The adversarial vulnerability of deep neural networks (DNNs) has attracted great attention (Szegedy et al., 2014; Goodfellow et al., 2015; Papernot et al., 2016; Carlini & Wagner, 2017; Madry et al., 2018; Athalye et al., 2018) . It has been demonstrated that the prediction of state-of-the-art DNNs can be arbitrarily altered by adding perturbations, even imperceptible to human eyes, to their inputs. Threat models concerning adversarial examples can be divided into white-box and black-box ones according to the amount of information (of victim models) being exposed to the attacker. In blackbox attacks, where the attacker can hardly get access to the architecture and parameters of the victim model, the transferability of adversarial examples is often relied on, given the fact that adversarial examples crafted on a substitute model can sometimes fool other models as well.
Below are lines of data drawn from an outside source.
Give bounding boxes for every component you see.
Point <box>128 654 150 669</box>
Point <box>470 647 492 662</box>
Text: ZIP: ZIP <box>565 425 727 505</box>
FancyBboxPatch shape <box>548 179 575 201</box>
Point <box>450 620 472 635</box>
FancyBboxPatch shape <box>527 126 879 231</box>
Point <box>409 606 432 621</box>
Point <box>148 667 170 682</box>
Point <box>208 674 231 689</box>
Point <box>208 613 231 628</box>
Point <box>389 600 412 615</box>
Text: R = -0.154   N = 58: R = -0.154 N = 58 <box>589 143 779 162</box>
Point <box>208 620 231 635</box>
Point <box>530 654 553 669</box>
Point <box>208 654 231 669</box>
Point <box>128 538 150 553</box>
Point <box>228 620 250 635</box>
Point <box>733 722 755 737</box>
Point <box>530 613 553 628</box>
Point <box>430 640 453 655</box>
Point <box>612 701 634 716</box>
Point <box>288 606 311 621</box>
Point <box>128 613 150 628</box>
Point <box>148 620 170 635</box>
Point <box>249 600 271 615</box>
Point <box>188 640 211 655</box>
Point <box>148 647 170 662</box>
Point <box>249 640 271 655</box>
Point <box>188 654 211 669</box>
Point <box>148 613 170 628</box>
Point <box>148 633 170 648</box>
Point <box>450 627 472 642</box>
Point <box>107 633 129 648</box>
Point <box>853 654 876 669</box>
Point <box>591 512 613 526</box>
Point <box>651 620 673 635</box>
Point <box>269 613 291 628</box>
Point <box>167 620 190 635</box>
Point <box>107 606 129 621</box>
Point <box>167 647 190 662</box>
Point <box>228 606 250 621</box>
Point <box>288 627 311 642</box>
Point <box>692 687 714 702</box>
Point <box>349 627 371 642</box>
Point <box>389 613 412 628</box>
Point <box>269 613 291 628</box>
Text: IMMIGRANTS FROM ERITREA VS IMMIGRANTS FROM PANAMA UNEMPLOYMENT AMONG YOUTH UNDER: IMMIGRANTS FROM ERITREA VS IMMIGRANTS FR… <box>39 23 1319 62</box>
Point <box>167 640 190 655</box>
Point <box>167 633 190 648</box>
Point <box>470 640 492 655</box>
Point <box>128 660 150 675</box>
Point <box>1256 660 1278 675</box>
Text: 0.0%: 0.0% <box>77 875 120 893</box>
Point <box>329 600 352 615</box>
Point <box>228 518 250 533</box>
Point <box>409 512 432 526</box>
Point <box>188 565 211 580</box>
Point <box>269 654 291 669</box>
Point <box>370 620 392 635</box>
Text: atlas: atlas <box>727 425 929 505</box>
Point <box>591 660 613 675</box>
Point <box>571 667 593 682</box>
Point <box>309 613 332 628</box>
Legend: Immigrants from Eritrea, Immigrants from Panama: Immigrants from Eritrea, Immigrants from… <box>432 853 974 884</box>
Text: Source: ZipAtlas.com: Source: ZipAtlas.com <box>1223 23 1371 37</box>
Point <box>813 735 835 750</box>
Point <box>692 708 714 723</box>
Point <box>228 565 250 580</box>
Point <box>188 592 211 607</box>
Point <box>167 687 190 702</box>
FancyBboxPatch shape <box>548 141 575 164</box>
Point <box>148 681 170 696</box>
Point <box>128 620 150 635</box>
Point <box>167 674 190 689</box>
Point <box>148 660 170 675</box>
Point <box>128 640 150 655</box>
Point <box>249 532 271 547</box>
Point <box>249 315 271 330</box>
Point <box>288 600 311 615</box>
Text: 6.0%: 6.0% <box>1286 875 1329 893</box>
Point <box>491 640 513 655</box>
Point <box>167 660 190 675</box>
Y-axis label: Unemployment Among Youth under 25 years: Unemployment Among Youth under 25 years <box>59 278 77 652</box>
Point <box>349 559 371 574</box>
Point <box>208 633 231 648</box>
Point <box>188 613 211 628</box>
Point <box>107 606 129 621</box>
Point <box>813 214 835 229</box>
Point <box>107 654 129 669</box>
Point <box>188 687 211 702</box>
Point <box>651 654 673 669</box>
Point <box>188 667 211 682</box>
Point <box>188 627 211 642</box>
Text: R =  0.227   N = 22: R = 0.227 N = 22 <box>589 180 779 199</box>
However, such methods also suffer from considerable failure rate when the perturbation budget is small. Thus, much recent effort has been devoted to improving the black-box transferability of adversarial examples, and a variety of transfer-based attacks have been proposed. Assuming that the substitute model was pre-trained and given, most of the recent research focused only on improving the backpropagation process when issuing attacks, yet little attention has been paid to possible training or finetuning of the substitute model. In this paper, we shall focus more on the training process, and for which we advocate to perform in a Bayesian manner, in order to issue more powerful transfer-based attacks. By introducing probability measures to weights and biases of the substitute model, all these parameters are represented under assumptions of some distributions to be learned. In this way, an ensemble of infinitely many DNNs (that are jointly trained in our view) can be obtained from a single run of training. Adversarial examples are then crafted by maximizing average prediction loss over such a distribution of models, which is a referred to as posterior learned in the Bayesian manner. Experiments on attacking a variety of CIFAR-10 (Krizhevsky & Hinton, 2009) and ImageNet (Russakovsky et al., 2015) victim models have been performed, and we show that the proposed method outperforms state-of-the-arts considerably. Moreover, our method can be conjugated with existing methods easily and reliably for further improving the attack performance.